By the Spring of 1820 Keats was suffering from consumption; the same disease which had killed his mother and his younger brother Tom, whom he had nursed through his final illness. On the advice of his doctors Keats left England in September, intending to spend the winter in Italy with his friend Joseph Severn. He no longer had any money of his own and was dependent on the support of his friends. He wrote no more poetry and died in a tiny apartment above the Spanish Steps in Rome on the 23 February, 1821. He was twenty-five years old.
Keats never gave up the idea that he might one day return to medicine. He kept his textbooks and advised his friends about their health, and at times his recurring financial difficulties led him to consider becoming a surgeon on a ship.
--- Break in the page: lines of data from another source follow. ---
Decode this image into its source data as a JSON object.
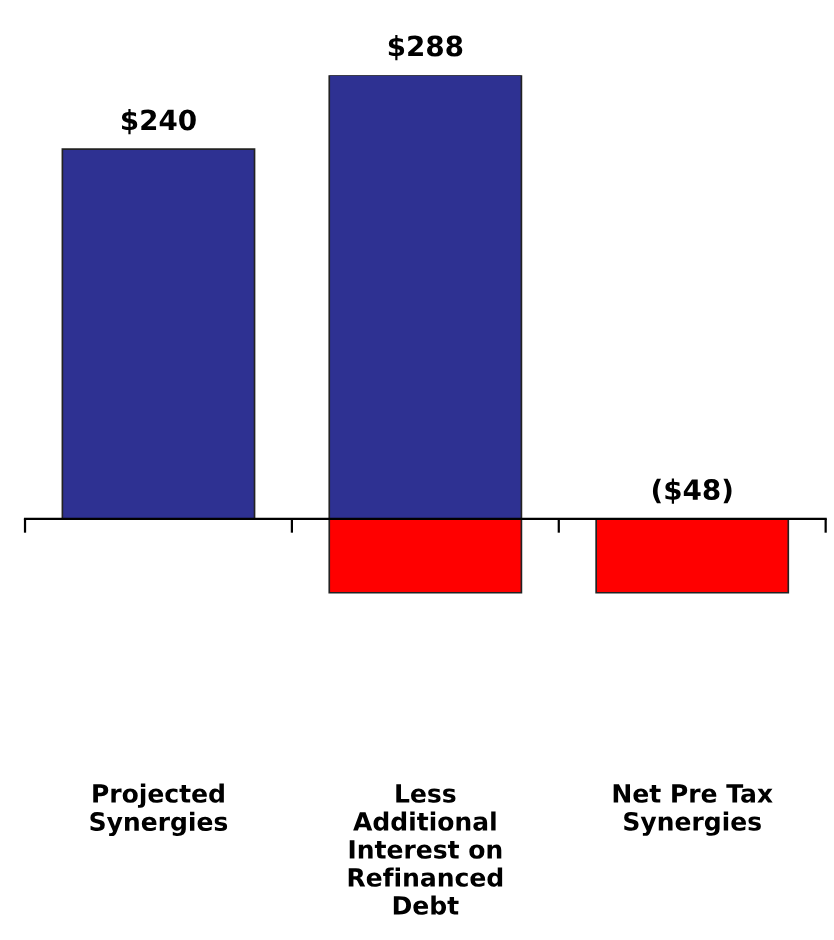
{
  "chart_data": {
    "type": "bar",
    "categories": [
      "Projected\nSynergies",
      "Less\nAdditional\nInterest on\nRefinanced\nDebt",
      "Net Pre Tax\nSynergies"
    ],
    "series": [
      {
        "color": "#2e3192",
        "values": [
          240,
          288,
          null
        ],
        "value_labels": [
          "$240",
          "$288",
          null
        ]
      },
      {
        "color": "#ff0000",
        "values": [
          null,
          -48,
          -48
        ],
        "value_labels": [
          null,
          null,
          "($48)"
        ]
      }
    ],
    "grid": false
  }
}
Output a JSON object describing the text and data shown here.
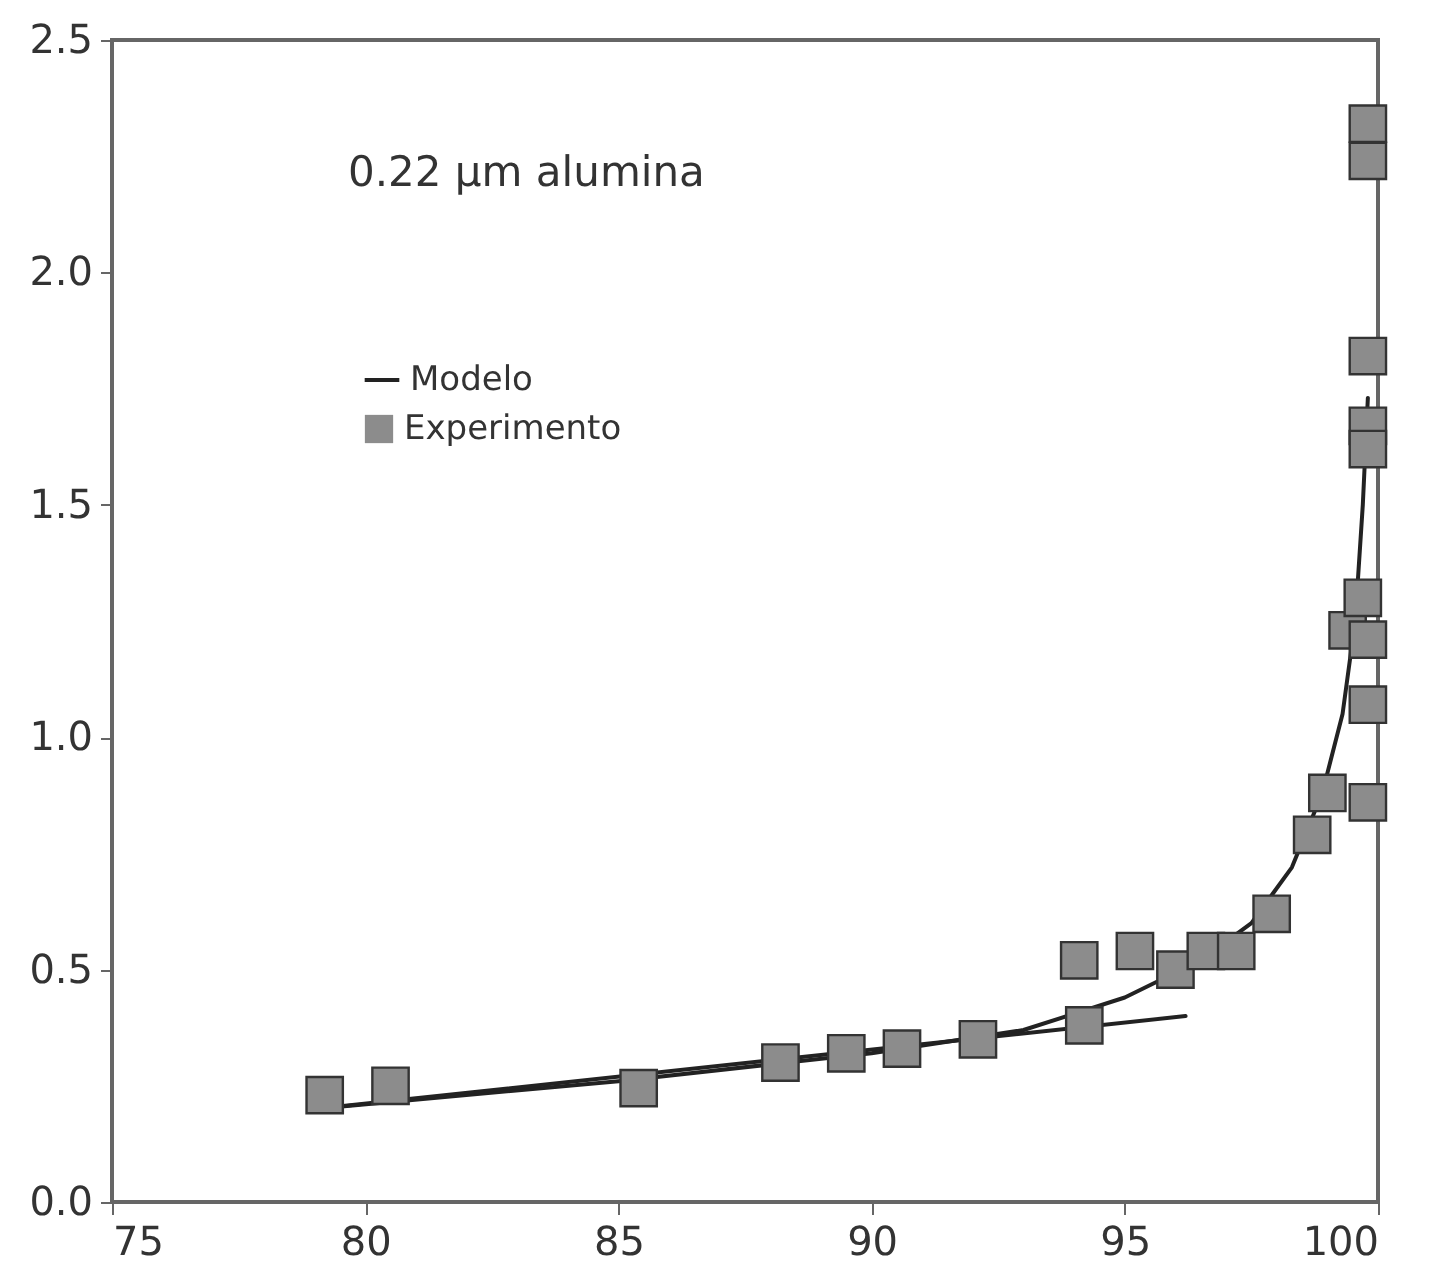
{
  "chart_data": {
    "type": "scatter",
    "annotations": [
      "0.22 µm alumina"
    ],
    "xlim": [
      75,
      100
    ],
    "xticks": [
      75,
      80,
      85,
      90,
      95,
      100
    ],
    "ylim": [
      0,
      2.5
    ],
    "yticks": [
      {
        "value": 0,
        "label": "0.0"
      },
      {
        "value": 0.5,
        "label": "0.5"
      },
      {
        "value": 1,
        "label": "1.0"
      },
      {
        "value": 1.5,
        "label": "1.5"
      },
      {
        "value": 2,
        "label": "2.0"
      },
      {
        "value": 2.5,
        "label": "2.5"
      }
    ],
    "grid": false,
    "legend": "top left",
    "series": [
      {
        "type": "line",
        "name": "Modelo",
        "color": "#222222",
        "line_style": "solid",
        "marker": "none",
        "x": [
          79,
          85,
          90,
          93,
          95,
          96.5,
          97.5,
          98.3,
          98.9,
          99.3,
          99.55,
          99.7,
          99.8
        ],
        "values": [
          0.2,
          0.26,
          0.32,
          0.37,
          0.44,
          0.52,
          0.6,
          0.72,
          0.88,
          1.05,
          1.25,
          1.5,
          1.73
        ]
      },
      {
        "type": "line",
        "color": "#222222",
        "line_style": "solid",
        "marker": "none",
        "x": [
          79,
          96.2
        ],
        "values": [
          0.2,
          0.4
        ]
      },
      {
        "type": "scatter",
        "name": "Experimento",
        "color": "#8c8c8c",
        "marker": "square",
        "x": [
          79.2,
          80.5,
          85.4,
          88.2,
          89.5,
          90.6,
          92.1,
          94.1,
          94.2,
          95.2,
          96.0,
          96.6,
          97.2,
          97.9,
          98.7,
          99.0,
          99.8,
          99.8,
          99.4,
          99.7,
          99.8,
          99.8,
          99.8,
          99.8,
          99.8,
          99.8
        ],
        "values": [
          0.23,
          0.25,
          0.245,
          0.3,
          0.32,
          0.33,
          0.35,
          0.52,
          0.38,
          0.54,
          0.5,
          0.54,
          0.54,
          0.62,
          0.79,
          0.88,
          0.86,
          1.07,
          1.23,
          1.3,
          1.21,
          1.67,
          1.62,
          1.82,
          2.32,
          2.24
        ]
      }
    ]
  }
}
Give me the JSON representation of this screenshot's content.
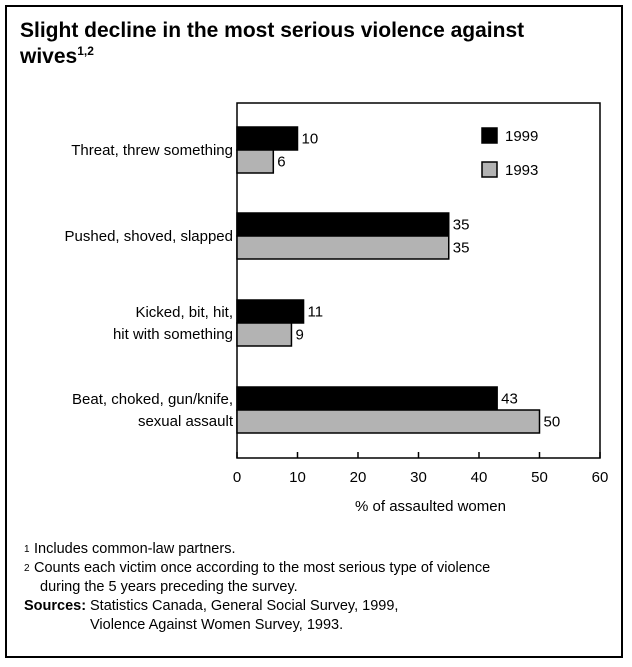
{
  "title": {
    "text": "Slight decline in the most serious violence against wives",
    "superscript": "1,2"
  },
  "chart_data": {
    "type": "bar",
    "orientation": "horizontal",
    "categories": [
      [
        "Threat, threw something"
      ],
      [
        "Pushed, shoved, slapped"
      ],
      [
        "Kicked, bit, hit,",
        "hit with something"
      ],
      [
        "Beat, choked, gun/knife,",
        "sexual assault"
      ]
    ],
    "series": [
      {
        "name": "1999",
        "color": "#000000",
        "values": [
          10,
          35,
          11,
          43
        ]
      },
      {
        "name": "1993",
        "color": "#b3b3b3",
        "values": [
          6,
          35,
          9,
          50
        ]
      }
    ],
    "xlabel": "% of assaulted women",
    "xlim": [
      0,
      60
    ],
    "xticks": [
      0,
      10,
      20,
      30,
      40,
      50,
      60
    ],
    "grid": false,
    "legend_position": "top-right"
  },
  "footnotes": [
    {
      "mark": "1",
      "text": "Includes common-law partners."
    },
    {
      "mark": "2",
      "text": "Counts each victim once according to the most serious type of violence",
      "continuation": "during the 5 years preceding the survey."
    }
  ],
  "sources": {
    "label": "Sources:",
    "lines": [
      "Statistics Canada, General Social Survey, 1999,",
      "Violence Against Women Survey, 1993."
    ]
  }
}
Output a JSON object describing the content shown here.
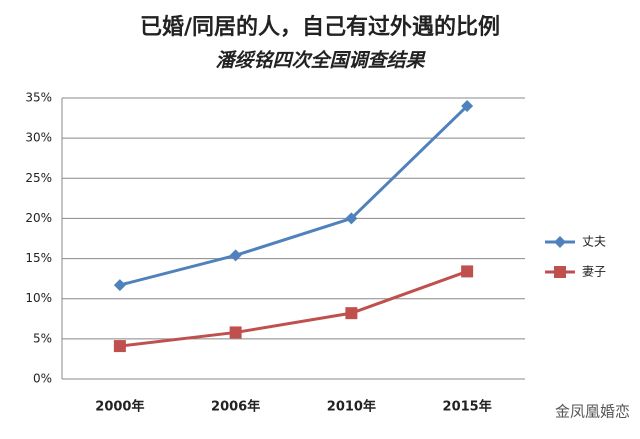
{
  "chart_data": {
    "type": "line",
    "title": "已婚/同居的人，自己有过外遇的比例",
    "subtitle": "潘绥铭四次全国调查结果",
    "categories": [
      "2000年",
      "2006年",
      "2010年",
      "2015年"
    ],
    "series": [
      {
        "name": "丈夫",
        "color": "#4f81bd",
        "marker": "diamond",
        "values": [
          11.7,
          15.4,
          20,
          34
        ]
      },
      {
        "name": "妻子",
        "color": "#c0504d",
        "marker": "square",
        "values": [
          4.1,
          5.8,
          8.2,
          13.4
        ]
      }
    ],
    "ylim": [
      0,
      35
    ],
    "yticks": [
      {
        "value": 0,
        "label": "0%"
      },
      {
        "value": 5,
        "label": "5%"
      },
      {
        "value": 10,
        "label": "10%"
      },
      {
        "value": 15,
        "label": "15%"
      },
      {
        "value": 20,
        "label": "20%"
      },
      {
        "value": 25,
        "label": "25%"
      },
      {
        "value": 30,
        "label": "30%"
      },
      {
        "value": 35,
        "label": "35%"
      }
    ],
    "grid": true,
    "legend": "right",
    "watermark": "金凤凰婚恋"
  }
}
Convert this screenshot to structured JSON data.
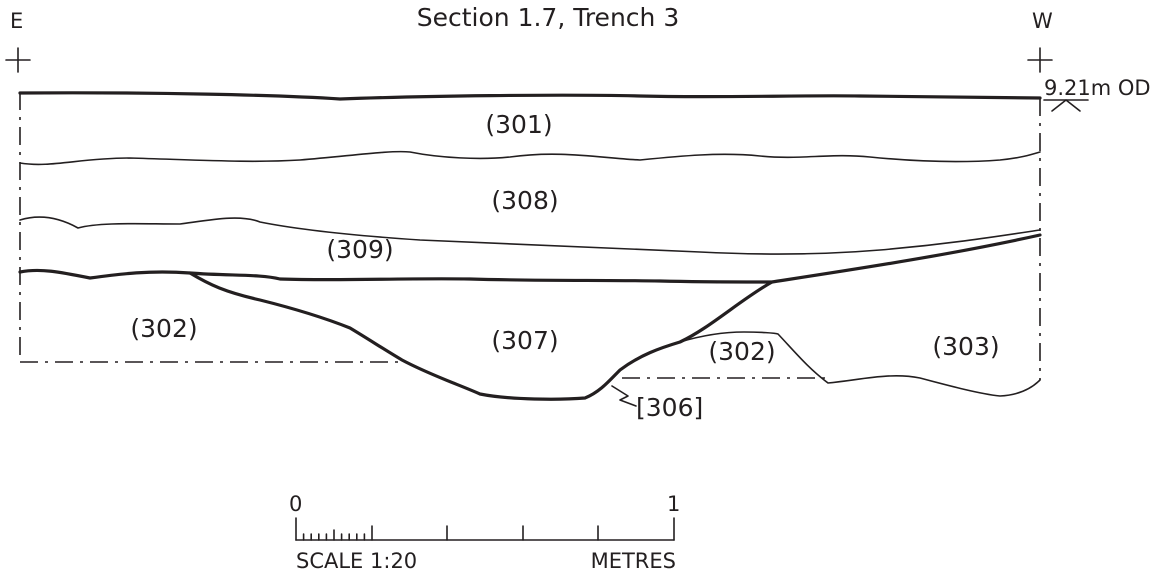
{
  "title": "Section 1.7, Trench 3",
  "orientation": {
    "left": "E",
    "right": "W"
  },
  "datum": "9.21m OD",
  "contexts": [
    {
      "id": "context-301",
      "label": "(301)"
    },
    {
      "id": "context-308",
      "label": "(308)"
    },
    {
      "id": "context-309",
      "label": "(309)"
    },
    {
      "id": "context-302-left",
      "label": "(302)"
    },
    {
      "id": "context-307",
      "label": "(307)"
    },
    {
      "id": "context-302-right",
      "label": "(302)"
    },
    {
      "id": "context-303",
      "label": "(303)"
    }
  ],
  "cut": "[306]",
  "scale_bar": {
    "start": "0",
    "end": "1",
    "scale": "SCALE 1:20",
    "units": "METRES"
  }
}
Throughout his life he referred frequently to his wish ‘of doing the world some good’ and in much of his writing he combines his acceptance that suffering cannot be avoided with the proposal of an ideal role for the poet as creator/physician.
His reputation in some quarters as the epitome of the fragile and sickly Romantic poet is misleading: he was described by his headmaster at Clarke’s School as having ‘a highly pugnacious spirit’ and a fellow-pupil thought it likely that he would end up serving in ‘some military capacity’. Until the onset of his illness he was a person of tremendous energy, and although his great zest for living was overshadowed at times by moods of bitterness and mistrust this did not prevent him from making many close friends. His correspondence with them, and with his brother George, from whom he was separated after the latter’s emigration to America, provided a valuable means of exploring ideas about writing and many of the letters themselves include poems and vivid images which later became incorporated in his work.